Nope. No mention of the asshole’s girlfriend who kissed me anyway or that the kiss was merely provocation for him to introduce his fist to my face.

It’s been almost two years since I said good-bye to the girl I never intended to fall for, especially when she was falling for someone else. Then the text came last night.

Jordan: How’s my favorite Minnesotan who used to live in Aberdeen? We’re going to see you at the reunion Thanksgiving weekend, right? Please say you’re coming! Miss you!

We. A hard word to miss. Not I, but we. It’s not like I don’t know that she and Noah are still together, that they’re the real deal. But I wasn’t. Real, that is. I don’t blame her. I never promised her a commitment. In fact, I offered the opposite—fun with no complications. And that’s the only way she ever saw me. It’s what I do best. I’m all about the fun.

I still haven’t responded, at least not to Jordan. No, I saved all my responding for a bottle of Drambuie and some chick on a mission to piss off her boyfriend.

Mission accomplished.

I remove Pippi’s hand from my face.

She reaches into her massive brown purse, emerging with a cotton ball and a small travel bottle filled with clear liquid. Flipping up the spout, she pours the stuff on the cotton ball and reaches for my face again. This time I do flinch.

“What the hell?” Before I can finish protesting, the cotton ball touches my skin, the cool liquid immediately soothing the angry-looking bruise.

Pippi smiles and then grabs my hand, gently guiding it toward my face so I can relieve her from cotton-ball duty.

“Witch hazel,” she says. “Soothes the skin.”

“And you happen to have it with you?”

“I happen to have a lot of things with me. Nothing wrong with being prepared. For whatever might happen. It’s helping, isn’t it? So don’t knock my preparation.”

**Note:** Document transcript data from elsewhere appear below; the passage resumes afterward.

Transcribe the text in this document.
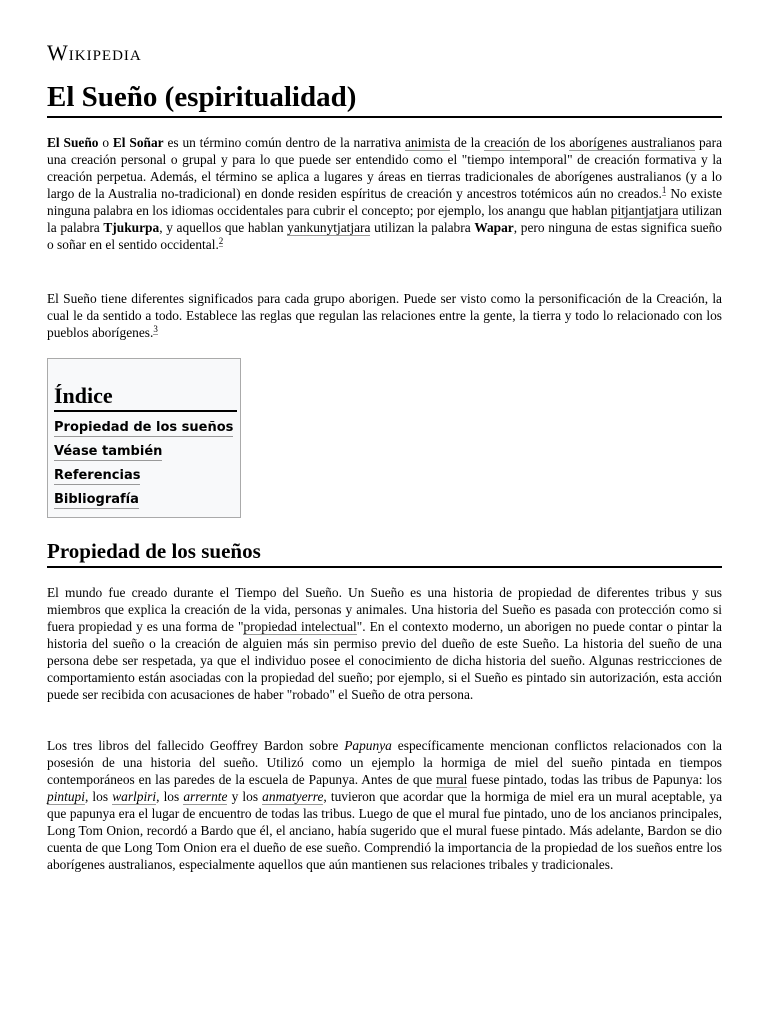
Wikipedia
El Sueño (espiritualidad)

El Sueño o El Soñar es un término común dentro de la narrativa animista de la creación de los aborígenes australianos para una creación personal o grupal y para lo que puede ser entendido como el "tiempo intemporal" de creación formativa y la creación perpetua. Además, el término se aplica a lugares y áreas en tierras tradicionales de aborígenes australianos (y a lo largo de la Australia no-tradicional) en donde residen espíritus de creación y ancestros totémicos aún no creados.$^1$ No existe ninguna palabra en los idiomas occidentales para cubrir el concepto; por ejemplo, los anangu que hablan pitjantjatjara utilizan la palabra Tjukurpa, y aquellos que hablan yankunytjatjara utilizan la palabra Wapar, pero ninguna de estas significa sueño o soñar en el sentido occidental.$^2$

El Sueño tiene diferentes significados para cada grupo aborigen. Puede ser visto como la personificación de la Creación, la cual le da sentido a todo. Establece las reglas que regulan las relaciones entre la gente, la tierra y todo lo relacionado con los pueblos aborígenes.$^3$

Índice
Propiedad de los sueños
Véase también
Referencias
Bibliografía
Propiedad de los sueños

El mundo fue creado durante el Tiempo del Sueño. Un Sueño es una historia de propiedad de diferentes tribus y sus miembros que explica la creación de la vida, personas y animales. Una historia del Sueño es pasada con protección como si fuera propiedad y es una forma de "propiedad intelectual". En el contexto moderno, un aborigen no puede contar o pintar la historia del sueño o la creación de alguien más sin permiso previo del dueño de este Sueño. La historia del sueño de una persona debe ser respetada, ya que el individuo posee el conocimiento de dicha historia del sueño. Algunas restricciones de comportamiento están asociadas con la propiedad del sueño; por ejemplo, si el Sueño es pintado sin autorización, esta acción puede ser recibida con acusaciones de haber "robado" el Sueño de otra persona.

Los tres libros del fallecido Geoffrey Bardon sobre Papunya específicamente mencionan conflictos relacionados con la posesión de una historia del sueño. Utilizó como un ejemplo la hormiga de miel del sueño pintada en tiempos contemporáneos en las paredes de la escuela de Papunya. Antes de que mural fuese pintado, todas las tribus de Papunya: los pintupi, los warlpiri, los arrernte y los anmatyerre, tuvieron que acordar que la hormiga de miel era un mural aceptable, ya que papunya era el lugar de encuentro de todas las tribus. Luego de que el mural fue pintado, uno de los ancianos principales, Long Tom Onion, recordó a Bardo que él, el anciano, había sugerido que el mural fuese pintado. Más adelante, Bardon se dio cuenta de que Long Tom Onion era el dueño de ese sueño. Comprendió la importancia de la propiedad de los sueños entre los aborígenes australianos, especialmente aquellos que aún mantienen sus relaciones tribales y tradicionales.
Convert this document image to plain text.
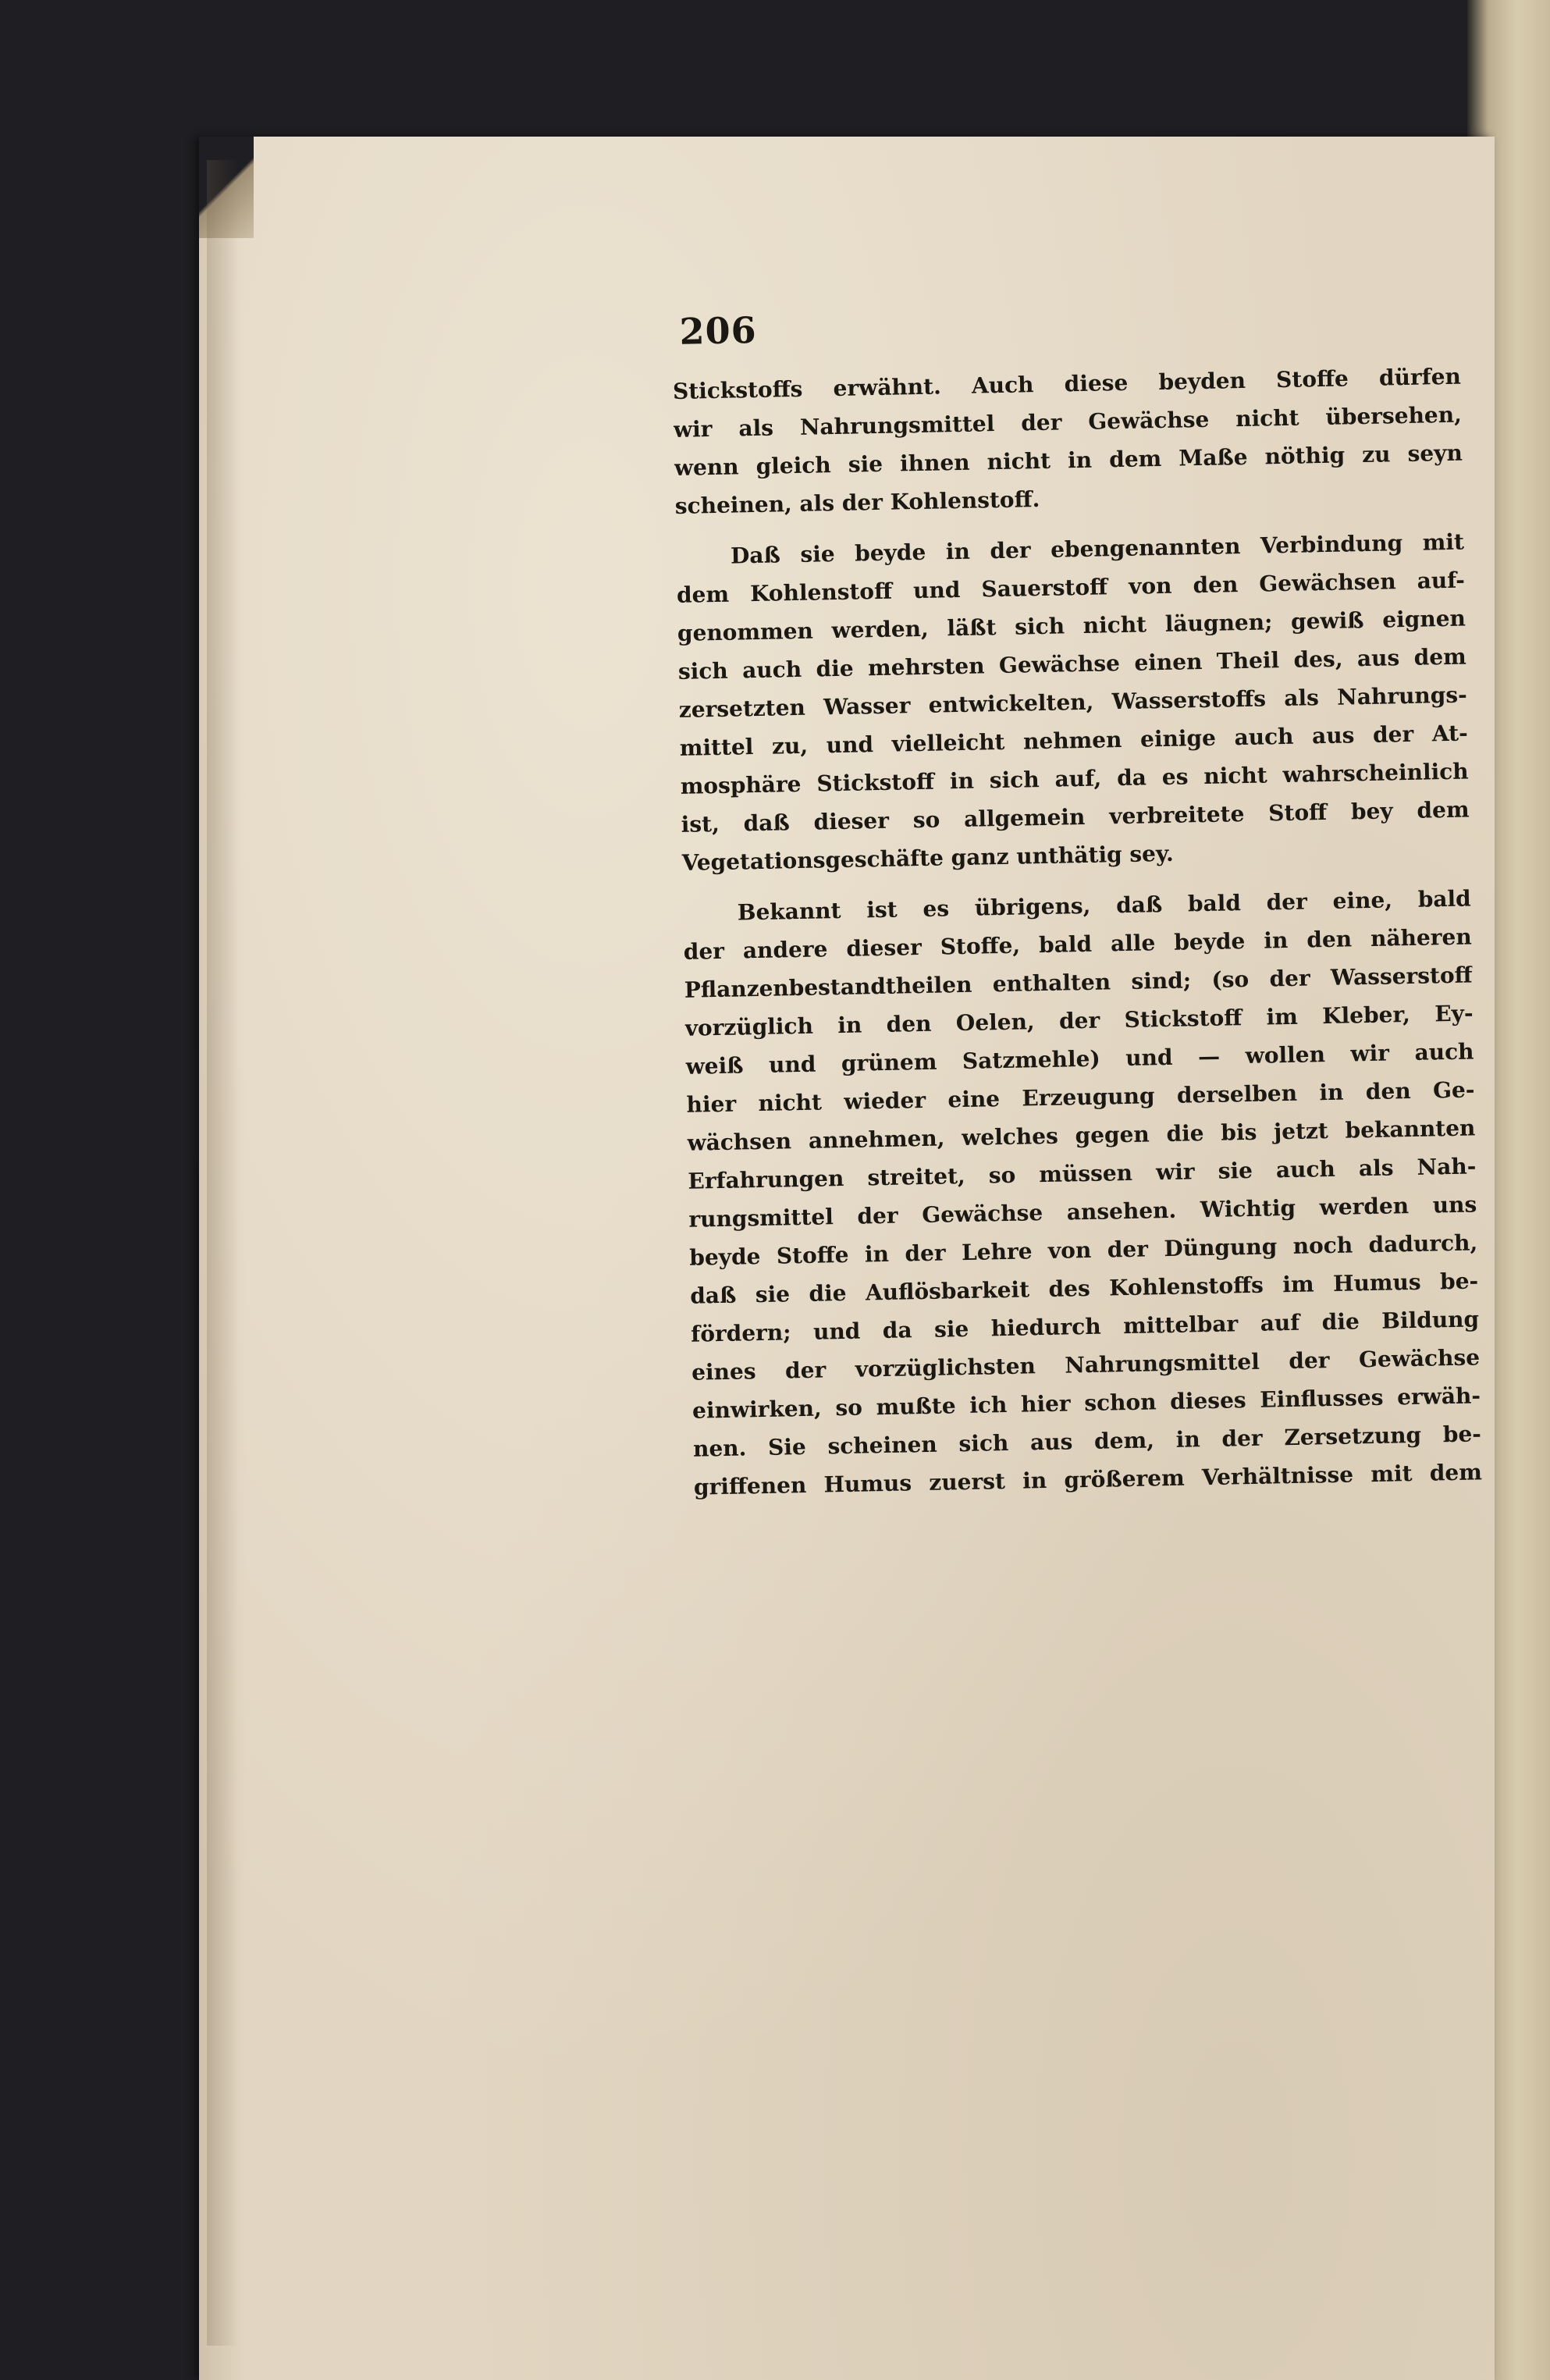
206
Stickstoffs erwähnt. Auch diese beyden Stoffe dürfen
wir als Nahrungsmittel der Gewächse nicht übersehen,
wenn gleich sie ihnen nicht in dem Maße nöthig zu seyn
scheinen, als der Kohlenstoff.
Daß sie beyde in der ebengenannten Verbindung mit
dem Kohlenstoff und Sauerstoff von den Gewächsen auf-
genommen werden, läßt sich nicht läugnen; gewiß eignen
sich auch die mehrsten Gewächse einen Theil des, aus dem
zersetzten Wasser entwickelten, Wasserstoffs als Nahrungs-
mittel zu, und vielleicht nehmen einige auch aus der At-
mosphäre Stickstoff in sich auf, da es nicht wahrscheinlich
ist, daß dieser so allgemein verbreitete Stoff bey dem
Vegetationsgeschäfte ganz unthätig sey.
Bekannt ist es übrigens, daß bald der eine, bald
der andere dieser Stoffe, bald alle beyde in den näheren
Pflanzenbestandtheilen enthalten sind; (so der Wasserstoff
vorzüglich in den Oelen, der Stickstoff im Kleber, Ey-
weiß und grünem Satzmehle) und — wollen wir auch
hier nicht wieder eine Erzeugung derselben in den Ge-
wächsen annehmen, welches gegen die bis jetzt bekannten
Erfahrungen streitet, so müssen wir sie auch als Nah-
rungsmittel der Gewächse ansehen. Wichtig werden uns
beyde Stoffe in der Lehre von der Düngung noch dadurch,
daß sie die Auflösbarkeit des Kohlenstoffs im Humus be-
fördern; und da sie hiedurch mittelbar auf die Bildung
eines der vorzüglichsten Nahrungsmittel der Gewächse
einwirken, so mußte ich hier schon dieses Einflusses erwäh-
nen. Sie scheinen sich aus dem, in der Zersetzung be-
griffenen Humus zuerst in größerem Verhältnisse mit dem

She’s got a point. I nod. “Thanks.” I don’t know what else to say or how else to respond. No one’s ever taken care of me like this, let alone someone I barely know.

“You’re welcome.”

I’m vaguely aware of the cars honking as they pass us and realize we should get moving before they think we’re in trouble.

Again she reaches into that magic bag and retrieves…a camera? Before I have time to react, she snaps a quick photo of me, and immediately it prints from a small rectangular opening.

“I didn’t know they still made those,” I say, hoping she’s on the verge of telling me where I’m taking her.

Her fingertips grasp the photo, waving it lightly while she watches it develop.

“Wanna see?” she asks.

Our hands extend at the same time, and my fingers brush hers as I grab the photo. My skin against hers jolts something inside me. Again, that distant voice shouting its warning. And again, here’s me ignoring it.

“Two things,” I say as my eyes shift to the item in my hand. Why the fuck am I smiling in this photo? “What’s with the camera?”

When I take a hesitant breath, she grabs the picture back from me and asks, “And the second thing?”

“Right. Uh, where am I taking you?”

I steal a glance at my phone. At this point I should panic at the time. But I don’t.

She lifts her bag. “Preparation, remember? And you’re taking me to Royal Grounds. The coffee shop. Are you late for something?”